Preparing to Train for a Different Career

Mary Gormandy White
Are you ready to start training for your new career?

If you're thinking about changing occupations, you will first need to investigate what is involved in training for a different career. Depending on the field you plan to enter, you may need to earn a specific degree, credential, license, or certification before you can pursue your new career goals. Regardless, you will probably need to add to or update your current skill set before you can change occupations.

Seven Career Training Considerations

If you're thinking about going back to college or enrolling in a career training program, here are a few things to consider when evaluating your options:

1. Verify Career Entry Requirements

The first thing you need to do when you are thinking about training for a different career is to verify if there are licensure requirements for employment in the field. For example, if you want to become a nurse or a real estate agent, it's likely that you will have to complete a prescribed program of study and sit for a state licensure exam before you can legally work in your chosen profession.

Contact the division of your state government that oversees business and professional licensure to find out what, if any, requirements there are to enter new career field you have chosen. If there are such requirements, it's likely that the state agency in charge maintains a listing of online and instructor-led training programs that can help you prepare for your career of choice.

2. Investigate Programs of Study

Whether you need a license or not, it's likely that you'll need to supplement your current skill set with additional training in order to be prepared for your new career. Whether you pursue a degree or simply attend field-related seminars, seeking training related to your new profession can help give you a competitive edge in the job market. Doing so will also let prospective employers know that you are committed to changing careers.

Look for a school that offers programs of study specific to the type of work that you want to perform. Verify that the credentials awarded are recognized by employers in the field you want to enter and that they will truly serve as a stepping stone to your goals. For example, if you want to enroll in a Licensed Practical Nurse (LPN) program now, with the ultimate goal of becoming a Registered Nurse (RN), it's important to determine if credits from the program you are considering now will transfer.

3. Consider Training Program Length

Look at the length of time required to complete each program and consider whether it is realistic for you to commit to, and if it will properly prepare you for your goals. While the shortest programs may seem to be the most appealing from a scheduling perspective, if they don't properly prepare you for the line of work you want to enter, you will not be satisfied.

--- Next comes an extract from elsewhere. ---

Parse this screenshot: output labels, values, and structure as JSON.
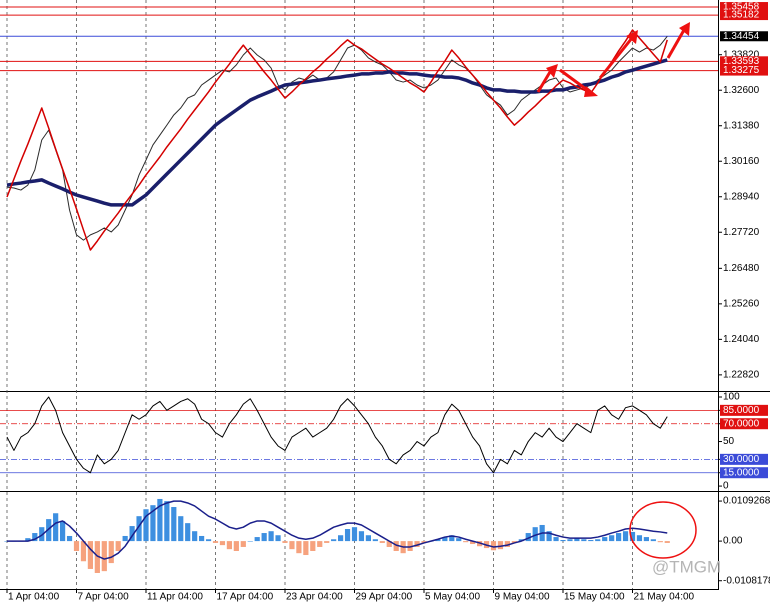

4. Decide on Full-Time or Part-Time Study

You will also need to decide if you plan to pursue your training program on a full or part time basis. If you are ready to leave your current job and concentrate your efforts completely on retraining, then enrolling in a full time program of study is likely to be your best option. If you plan to continue working in your present job until you have the qualifications necessary to change careers, it may be best for you to enroll in a part time curriculum. However, many people do manage to juggle a full time job with a full time program of study. If you are in a hurry to change careers and you have the motivation and stamina to work and attend school full time, you can be ready for your new career fairly quickly without having to lose your current income.

5. Delivery Methods

Depending on the field of study you are interested in, it may be possible to complete some or all of your coursework online as opposed to in a traditional classroom. Select the option that best suits your learning style and scheduling needs.

6. Job Placement Assistance

Find out what types of job placement assistance are available to students and graduates of any programs you are considering enrolling in. Ask to see placement statistics and find out how proactive the school is in terms of helping with employment placement. Be aware that no ethical school will guarantee job placement for everyone.

7. Financial Aid Availability

It's important to consider how you are going to pay for the career training program you select. While career programs often offer the shortest path to career preparation, they aren't typically cheap. Find out early in your research what types of Federal and institutional financial aid programs are available, and determine exactly what you qualify for.

Ready to Make Your Move

If you want to change careers, you have to make a commitment to yourself and you have to act on it. Career change requires proactive effort on your part. Learning the training requirements to enter your new profession and finding out about the options available to you is just the first step toward accomplishing your goals. In order to fulfill your objective, the next step is to enroll in and complete the training you need to change professions. Once you take that step, you'll be well on your way to landing your ideal job.